Una franja blanca a lo largo de su hocico le daba un aspecto estúpido, y,
ciertamente, no era muy inteligente, pero sí respetado por todos dada su entereza
de carácter y su tremenda fuerza para el trabajo. Después de los caballos llegaron
Muriel, la cabra blanca, y benjamín, el burro. Benjamín era el animal más viejo y de
peor genio de la granja. Raramente hablaba, y cuando lo hacía, generalmente era
para hacer alguna observación cínica.; Diría, por ejemplo, que <<Dios le había dado
una cola para espantar las moscas, pero que él hubiera preferido no tener ni cola ni
moscas>> Era el único de los animales de la granja que jamás reía. Si se le
preguntaba por qué contestaba que no tenía motivos para hacerlo.
George Orwell. Rebelión en la granja.
ØEran, a mi entender, dos sapos vulgares, pero los mayores de cuantos yo había
visto. Cada uno tenía un diámetro mayor que el de un plato mediano. Eran de color
verde grisáceo, muy granujientos, cubiertos por unos lados y otros de curiosas
manchas blancas donde la piel aparecía brillante y sin pigmento. Allí estaban
sentados cual dos Budas obesos y leprosos mirándome y tragando con ese aire tan
culpable de los sapos. Cogí uno en cada mano: era como sostener dos globos
fláccidos de cuero. Ellos me guiñaron los bellos ojos dorados y se instalaron más a
gusto entre mis dedos mirándome con confianza , mientras las anchas bocas de
labios gruesos parecían esbozar sonrisas un tanto azoradas.
Gerald Durrell. Mi familia y otros animales.
ØLas moscas son casi tan molestas como las ratas. Los días cálidos acuden en
enjambre al establo, y cuando alguien vacía un cubo acuden a montones al retrete.

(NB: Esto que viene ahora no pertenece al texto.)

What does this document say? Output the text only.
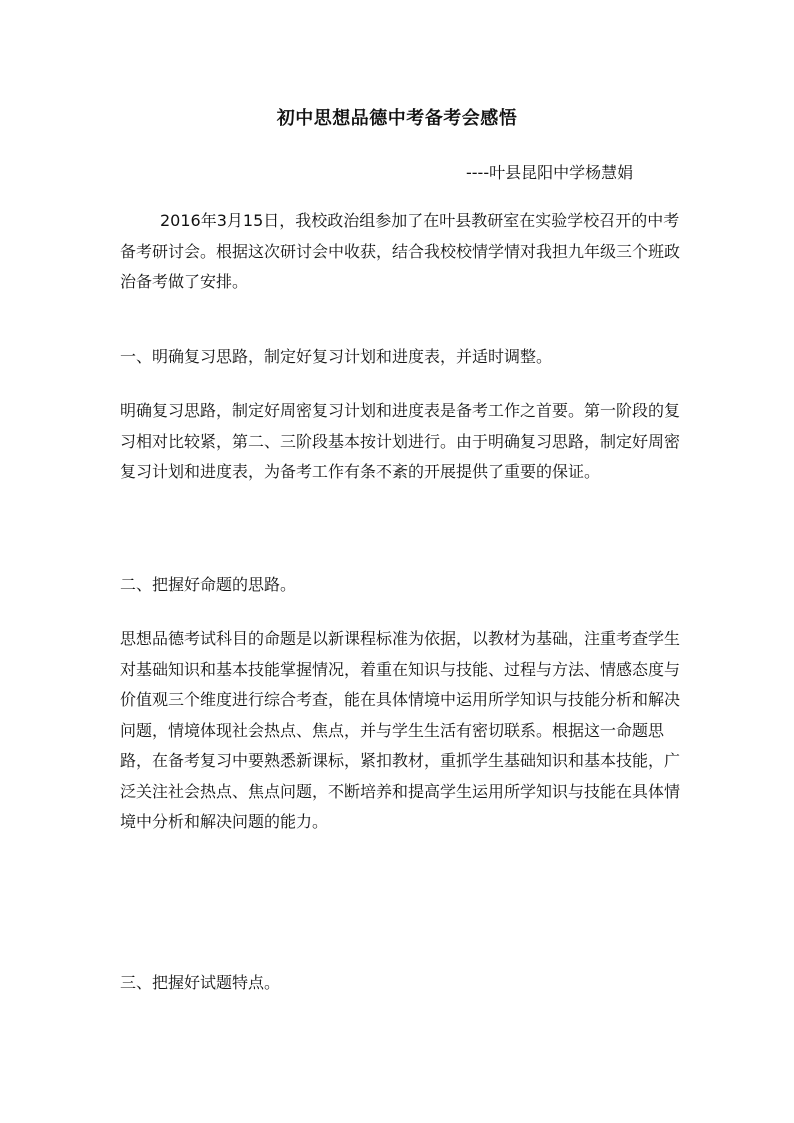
初中思想品德中考备考会感悟
----叶县昆阳中学杨慧娟

2016年3月15日，我校政治组参加了在叶县教研室在实验学校召开的中考备考研讨会。根据这次研讨会中收获，结合我校校情学情对我担九年级三个班政治备考做了安排。

一、明确复习思路，制定好复习计划和进度表，并适时调整。

明确复习思路，制定好周密复习计划和进度表是备考工作之首要。第一阶段的复习相对比较紧，第二、三阶段基本按计划进行。由于明确复习思路，制定好周密复习计划和进度表，为备考工作有条不紊的开展提供了重要的保证。

二、把握好命题的思路。

思想品德考试科目的命题是以新课程标准为依据，以教材为基础，注重考查学生对基础知识和基本技能掌握情况，着重在知识与技能、过程与方法、情感态度与价值观三个维度进行综合考查，能在具体情境中运用所学知识与技能分析和解决问题，情境体现社会热点、焦点，并与学生生活有密切联系。根据这一命题思路，在备考复习中要熟悉新课标，紧扣教材，重抓学生基础知识和基本技能，广泛关注社会热点、焦点问题，不断培养和提高学生运用所学知识与技能在具体情境中分析和解决问题的能力。

三、把握好试题特点。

Cuando mamá cocina algo acuden a montones a la cocina, y papá dice que es
asqueroso pensar que la mosca que está posada en el azucarero estaba posada hace
un momento en la taza del retrete, o en lo que queda de ella. Si tienes una llaga, la
encuentran y te atormentan. De día tienes encima a las moscas, de noche tienes
encima a las pulgas. Mamá dice que las pulgas tienen una virtud, que son limpias,
pero dice que las moscas son asquerosas, nunca se saben de dónde vienen y portan
enfermedades de todas clases.
Frank McCourt. Las cenizas de Ángela.